Di recente l’America latina è stata protagonista non solo di un ampio movimento popolare che sta mettendo a dura prova i governi neo-liberisti di Ecuador e Cile, sottomessi ai diktat degli Stati Uniti, ma anche di due importanti vittorie per le forze progressiste e anti-imperialiste che rimettono in marcia il processo di integrazione bolivariana in Bolivia e Argentina. Anche l’Uruguay, peraltro, vede il candidato del Fronte Ampio di sinistra, Daniel Martínez, in vantaggio in vista del ballottaggio di novembre.

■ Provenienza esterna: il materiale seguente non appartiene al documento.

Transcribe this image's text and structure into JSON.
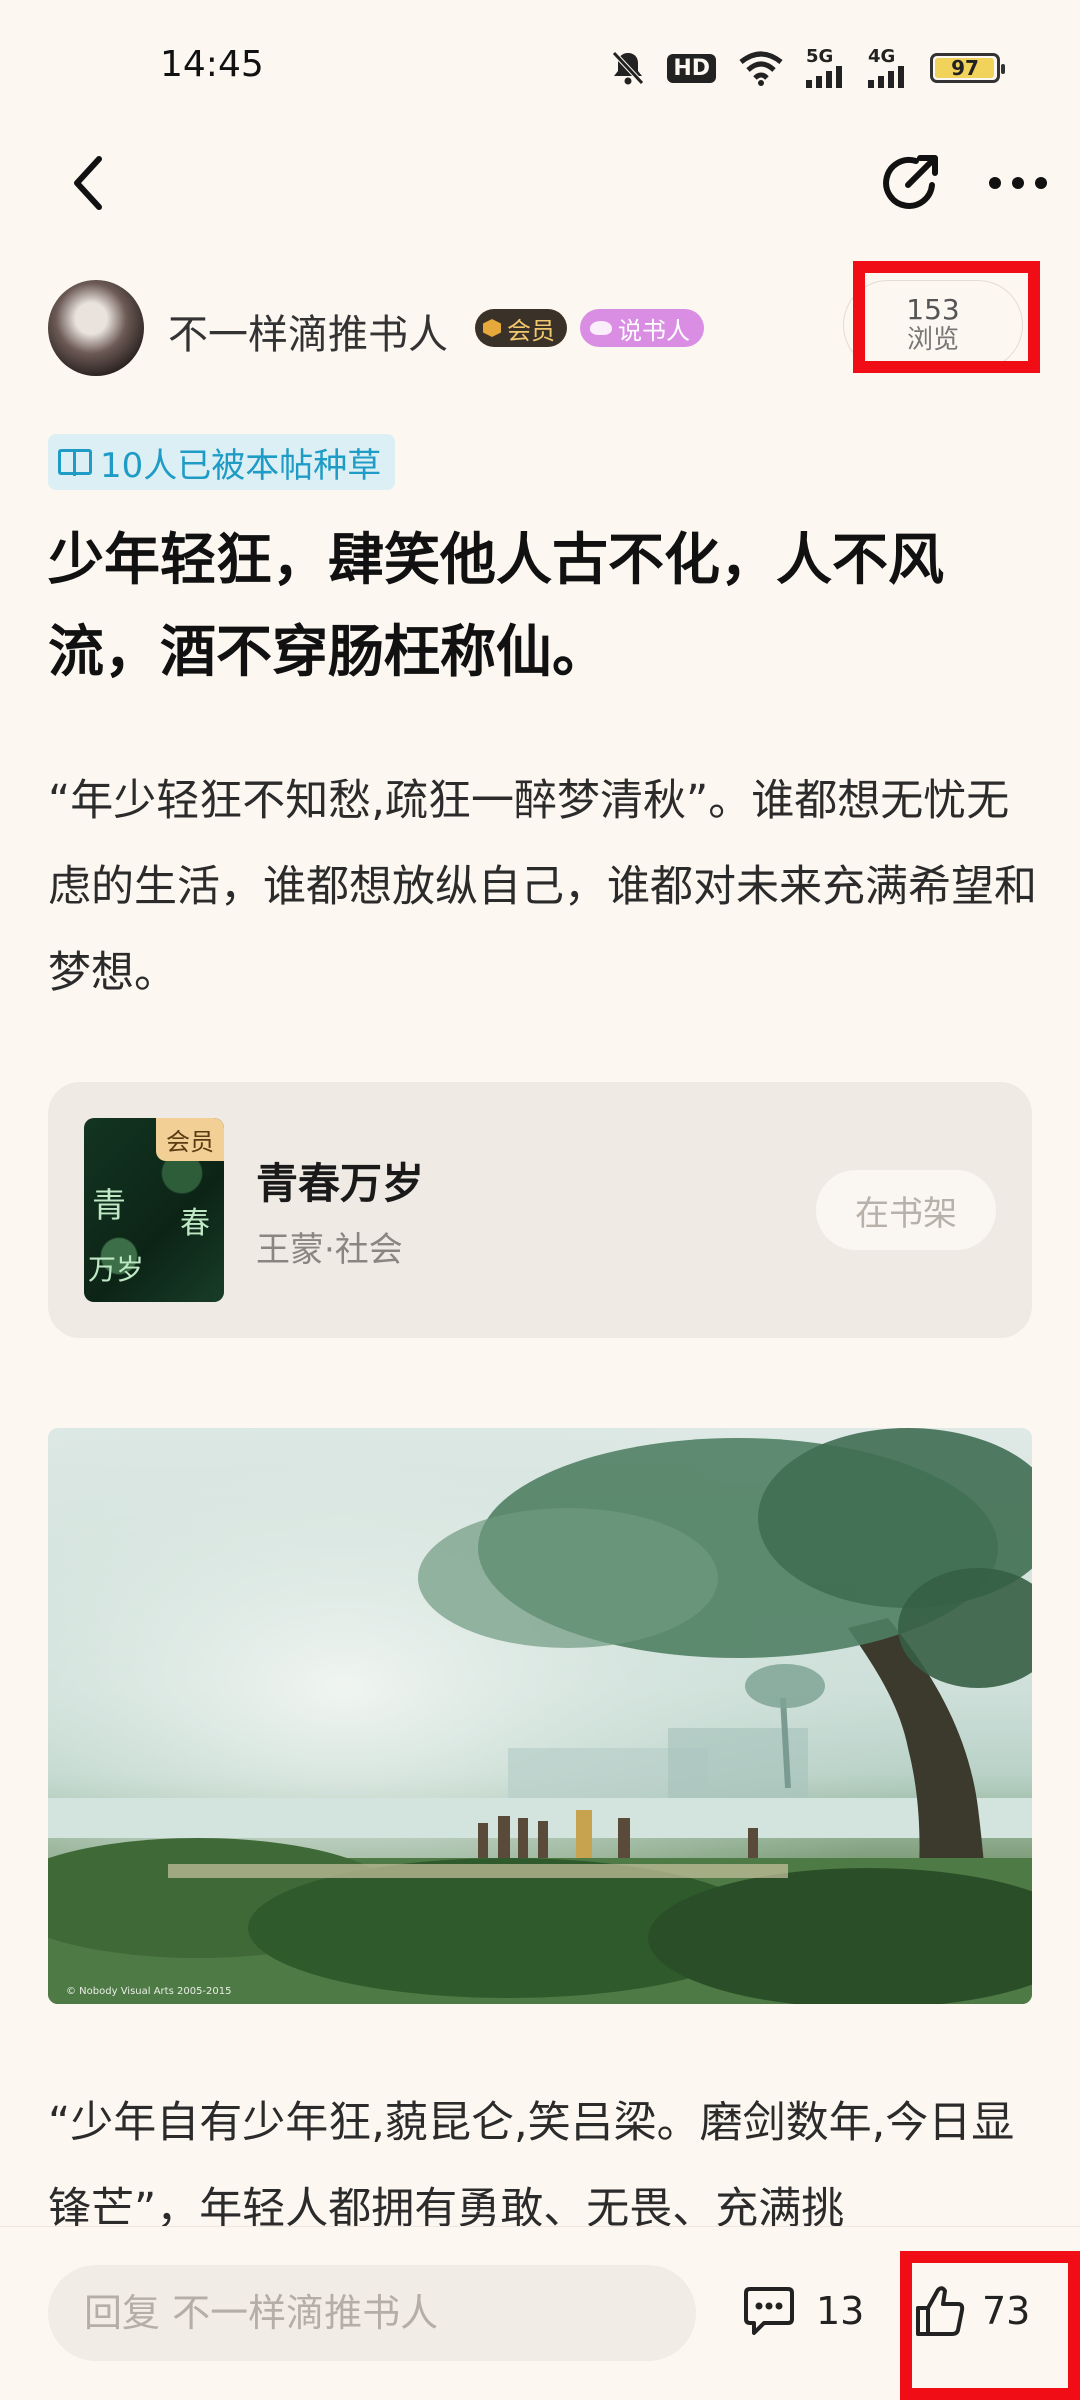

Il Partito Comunista si felicita anzitutto con il compagno Evo Morales, rieletto presidente dello Stato Plurinazionale di Bolivia e ne sostiene l’azione politica volta a migliorare le condizioni sociali della popolazione nonché a consolidare la piena indipendenza del Paese rispetto ai diktat degli Stati Uniti e delle multinazionali occidentali. Non è un caso se, subito dopo il verdetto delle urne, siano iniziati puntuali movimenti violenti contro gli organi costituzionali, propedeutici al colpo di stato nel pieno rispetto del solito copione della Casa Bianca. Ci possiamo attendere ora che, da un giorno all’altro, anche i nostri media definiranno Evo Morales un “dittatore” nonostante la sua rielezione sia avvenuta in modo limpido e secondo dettami liberal-democratici.

L’elezione in Argentina di Alberto Fèrnandez, peronista di sinistra alleato al Partito Comunista dell’Argentina, è storica per il Paese: non solo avviene fin dal primo turno, surclassando l’attuale presidente della destra economica filo-atlantica Mauricio Macri, ma non era mai successo prima d’ora che il presidente in carica non venisse riconfermato. Il dato che però ci riguarda più da vicino è il seguente: Fernandez potrebbe infatti rimettere in discussione le relazioni commerciali fra l’Europa e il Mercosur reputate giustamente in contrasto con gli interessi dei lavoratori argentini e dell’economia locale.

In Bolivia, Argentina e presto in Uruguay si prosegue insomma la via di una maggiore integrazione latinoamericana e in prospettiva del socialismo bolivariano come insegnano Cuba, Venezuela e Nicaragua. La stessa via da cui i governi cileno ed ecuadoriano hanno tentato di deviare confrontandosi oggi con la rabbia popolare.